Friday, November 25, 2016

The Fate Of The Turkey

Thanksgiving is done so I thought it would be nice for my annual turkey report.  Since turkey is the standard Thanksgiving meat and the big turkey eating season is from Thanksgiving to Christmas it might be interesting to see how that turkey on the dinner table has changed through the years. But first, an oddity about the Thanksgiving holiday that few if any ever noticed. That is, why is there no (ok, maybe there might be a few bad ones no one has heard) Thanksgiving music? There's none. not a single Rudolph the Red Nose Reindeer equivalent. Halloween has songs, Christmas does, Easter, even St. Patrick's Day. I think the turkeys would appreciate a song or two about their fate as they are slaughtered for the dinner table.

Anyway, turkeys in the United States have fallen on hard times recently.  Many commercially raised turkeys on industrial farms cannot even mate properly, leaving the turkey industry almost completely dependent on artificial insemination.  Consumer demand and technological innovation have made sex obsolete for the dinner table turkey.
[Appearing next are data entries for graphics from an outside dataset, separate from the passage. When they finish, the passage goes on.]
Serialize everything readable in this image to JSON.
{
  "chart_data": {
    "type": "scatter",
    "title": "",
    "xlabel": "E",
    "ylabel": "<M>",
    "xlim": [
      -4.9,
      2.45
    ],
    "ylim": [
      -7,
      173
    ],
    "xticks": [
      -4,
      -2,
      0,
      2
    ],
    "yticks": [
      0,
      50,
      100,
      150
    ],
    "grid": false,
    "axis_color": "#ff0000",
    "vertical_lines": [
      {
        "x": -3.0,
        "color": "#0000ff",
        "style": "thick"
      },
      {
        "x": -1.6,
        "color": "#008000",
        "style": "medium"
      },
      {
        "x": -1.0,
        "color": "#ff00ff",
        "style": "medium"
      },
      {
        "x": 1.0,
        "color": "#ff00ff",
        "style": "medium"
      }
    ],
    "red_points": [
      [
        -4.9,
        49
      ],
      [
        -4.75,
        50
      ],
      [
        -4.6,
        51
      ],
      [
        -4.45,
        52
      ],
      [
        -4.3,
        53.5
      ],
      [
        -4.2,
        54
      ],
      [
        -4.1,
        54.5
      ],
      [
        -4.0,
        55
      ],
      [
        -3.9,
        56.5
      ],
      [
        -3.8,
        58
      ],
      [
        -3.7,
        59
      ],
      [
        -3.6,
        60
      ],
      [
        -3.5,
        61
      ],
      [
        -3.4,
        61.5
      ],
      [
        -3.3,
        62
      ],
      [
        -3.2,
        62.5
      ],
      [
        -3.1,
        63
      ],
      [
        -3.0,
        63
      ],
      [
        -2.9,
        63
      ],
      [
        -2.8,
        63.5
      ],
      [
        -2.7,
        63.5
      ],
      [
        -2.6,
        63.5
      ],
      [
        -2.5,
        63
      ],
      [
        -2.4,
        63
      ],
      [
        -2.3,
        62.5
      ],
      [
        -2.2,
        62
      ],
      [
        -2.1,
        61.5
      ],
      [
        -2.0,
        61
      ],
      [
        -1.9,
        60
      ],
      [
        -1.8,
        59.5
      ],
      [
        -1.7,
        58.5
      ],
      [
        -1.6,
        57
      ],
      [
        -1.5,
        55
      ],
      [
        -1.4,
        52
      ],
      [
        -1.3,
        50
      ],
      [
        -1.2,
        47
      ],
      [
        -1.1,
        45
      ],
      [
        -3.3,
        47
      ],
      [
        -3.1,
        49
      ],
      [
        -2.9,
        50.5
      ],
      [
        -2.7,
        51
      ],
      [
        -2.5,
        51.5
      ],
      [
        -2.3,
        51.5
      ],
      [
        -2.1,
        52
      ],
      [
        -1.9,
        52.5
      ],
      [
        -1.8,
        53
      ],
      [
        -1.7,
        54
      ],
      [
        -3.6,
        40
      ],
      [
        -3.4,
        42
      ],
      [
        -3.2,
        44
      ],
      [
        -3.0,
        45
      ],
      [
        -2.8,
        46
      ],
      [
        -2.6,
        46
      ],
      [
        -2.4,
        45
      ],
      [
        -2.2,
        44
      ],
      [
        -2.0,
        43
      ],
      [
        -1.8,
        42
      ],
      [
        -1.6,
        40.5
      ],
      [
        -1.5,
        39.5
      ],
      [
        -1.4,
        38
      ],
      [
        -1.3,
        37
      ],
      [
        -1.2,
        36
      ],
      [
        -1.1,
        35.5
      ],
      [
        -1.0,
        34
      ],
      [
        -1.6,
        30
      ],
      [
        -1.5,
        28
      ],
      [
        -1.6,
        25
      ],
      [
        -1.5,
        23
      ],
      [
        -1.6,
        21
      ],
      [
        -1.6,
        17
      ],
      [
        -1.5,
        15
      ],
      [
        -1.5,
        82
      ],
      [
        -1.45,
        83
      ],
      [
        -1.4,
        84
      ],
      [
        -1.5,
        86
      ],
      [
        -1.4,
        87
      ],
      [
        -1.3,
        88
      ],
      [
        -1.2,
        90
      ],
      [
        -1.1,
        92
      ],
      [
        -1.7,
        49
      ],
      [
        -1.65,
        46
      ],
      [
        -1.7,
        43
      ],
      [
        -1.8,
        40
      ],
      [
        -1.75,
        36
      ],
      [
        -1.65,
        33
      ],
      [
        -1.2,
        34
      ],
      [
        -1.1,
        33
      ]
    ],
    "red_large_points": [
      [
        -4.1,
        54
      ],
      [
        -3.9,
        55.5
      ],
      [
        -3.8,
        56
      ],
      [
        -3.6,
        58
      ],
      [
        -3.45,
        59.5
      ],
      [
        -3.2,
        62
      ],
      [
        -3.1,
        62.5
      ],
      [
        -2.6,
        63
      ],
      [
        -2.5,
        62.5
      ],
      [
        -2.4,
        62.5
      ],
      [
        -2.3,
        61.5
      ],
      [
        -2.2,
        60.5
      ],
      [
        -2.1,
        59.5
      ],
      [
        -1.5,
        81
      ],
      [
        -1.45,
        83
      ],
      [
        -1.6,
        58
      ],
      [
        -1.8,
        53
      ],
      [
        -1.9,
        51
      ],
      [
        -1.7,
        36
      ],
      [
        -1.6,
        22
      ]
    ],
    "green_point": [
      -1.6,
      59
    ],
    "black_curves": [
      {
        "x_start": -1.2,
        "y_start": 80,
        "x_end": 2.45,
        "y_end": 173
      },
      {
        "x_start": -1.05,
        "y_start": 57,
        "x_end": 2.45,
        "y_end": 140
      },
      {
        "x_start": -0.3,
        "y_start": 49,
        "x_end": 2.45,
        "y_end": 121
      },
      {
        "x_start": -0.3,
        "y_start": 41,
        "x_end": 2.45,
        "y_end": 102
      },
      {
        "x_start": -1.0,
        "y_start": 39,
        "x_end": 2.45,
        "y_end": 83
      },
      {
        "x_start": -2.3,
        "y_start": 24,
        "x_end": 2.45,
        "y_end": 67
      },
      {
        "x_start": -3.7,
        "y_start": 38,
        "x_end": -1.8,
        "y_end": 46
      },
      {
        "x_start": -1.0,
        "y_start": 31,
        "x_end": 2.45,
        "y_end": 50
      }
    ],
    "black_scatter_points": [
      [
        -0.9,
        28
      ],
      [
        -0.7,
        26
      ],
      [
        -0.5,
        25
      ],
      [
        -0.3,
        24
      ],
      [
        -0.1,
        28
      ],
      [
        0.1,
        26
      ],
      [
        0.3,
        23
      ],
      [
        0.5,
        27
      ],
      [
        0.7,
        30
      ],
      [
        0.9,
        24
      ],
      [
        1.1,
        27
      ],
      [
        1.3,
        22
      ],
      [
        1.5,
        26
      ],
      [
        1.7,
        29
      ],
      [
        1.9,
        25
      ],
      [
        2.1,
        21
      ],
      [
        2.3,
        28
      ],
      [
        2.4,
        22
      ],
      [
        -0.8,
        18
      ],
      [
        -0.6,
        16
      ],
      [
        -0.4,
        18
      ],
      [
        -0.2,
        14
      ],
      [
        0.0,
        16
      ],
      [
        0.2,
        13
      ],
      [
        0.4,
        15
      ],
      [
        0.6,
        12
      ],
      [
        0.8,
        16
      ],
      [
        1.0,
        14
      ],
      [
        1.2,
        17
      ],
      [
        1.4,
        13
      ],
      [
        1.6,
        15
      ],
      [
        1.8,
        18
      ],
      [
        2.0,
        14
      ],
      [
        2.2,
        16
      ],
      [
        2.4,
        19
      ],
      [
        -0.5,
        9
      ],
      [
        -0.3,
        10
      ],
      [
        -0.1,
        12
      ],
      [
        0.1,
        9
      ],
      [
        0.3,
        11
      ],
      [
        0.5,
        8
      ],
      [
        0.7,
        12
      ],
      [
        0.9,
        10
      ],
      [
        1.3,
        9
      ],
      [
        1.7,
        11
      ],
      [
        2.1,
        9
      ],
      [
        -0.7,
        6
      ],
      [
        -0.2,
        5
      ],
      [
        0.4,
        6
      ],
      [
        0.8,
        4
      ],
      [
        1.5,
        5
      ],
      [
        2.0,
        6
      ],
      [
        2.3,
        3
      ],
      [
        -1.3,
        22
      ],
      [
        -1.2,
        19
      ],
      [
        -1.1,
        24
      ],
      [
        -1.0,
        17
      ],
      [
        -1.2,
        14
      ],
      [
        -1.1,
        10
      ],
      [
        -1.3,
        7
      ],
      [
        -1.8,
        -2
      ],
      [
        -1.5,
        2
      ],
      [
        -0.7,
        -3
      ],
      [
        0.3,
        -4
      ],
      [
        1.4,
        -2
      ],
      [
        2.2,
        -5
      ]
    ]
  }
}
I guess there aren't any cruise bars for turkey's either.

Turkeys with large breast and thigh muscles are prized by farmers because they're the most valuable parts of the bird at sale. So turkeys that naturally had those traits were selected to breed by farmers, increasing their size through generations. Technological advances in artificial insemination before W.W. II allowed for turkey semen to be distributed. This and the almighty steroid have made for giant turkeys today.

The European settlers  in North America would have seen the turkey as a common North American bird. Like wild turkeys today, the wild turkey was dark in color, sporting barred white feathers with a green and bronze iridescent sheen. But the color of turkeys have changed. The old natural dark colored pin feathers is out and the more desirable looking clean pink skin is in.

The wild turkey of the easily days of America were sleek and quick, and could fly short distances when they needed to. But as they became breed birds that changed.  In 1960 the average wild turkey matured in 36 weeks and weighed 15 pounds. Today's commercially bred turkey takes 18 weeks to mature and weighs on average at 31 pounds. Their breasts are now so big they can no longer fly. Wow! Turkey on steroids.

Having said all of that, maybe the perfect Thanksgiving song would be one to document the sad decline of the once glorious bird into a sex deprived, overly breast laden, steroid freak. Gobble, gobble to that.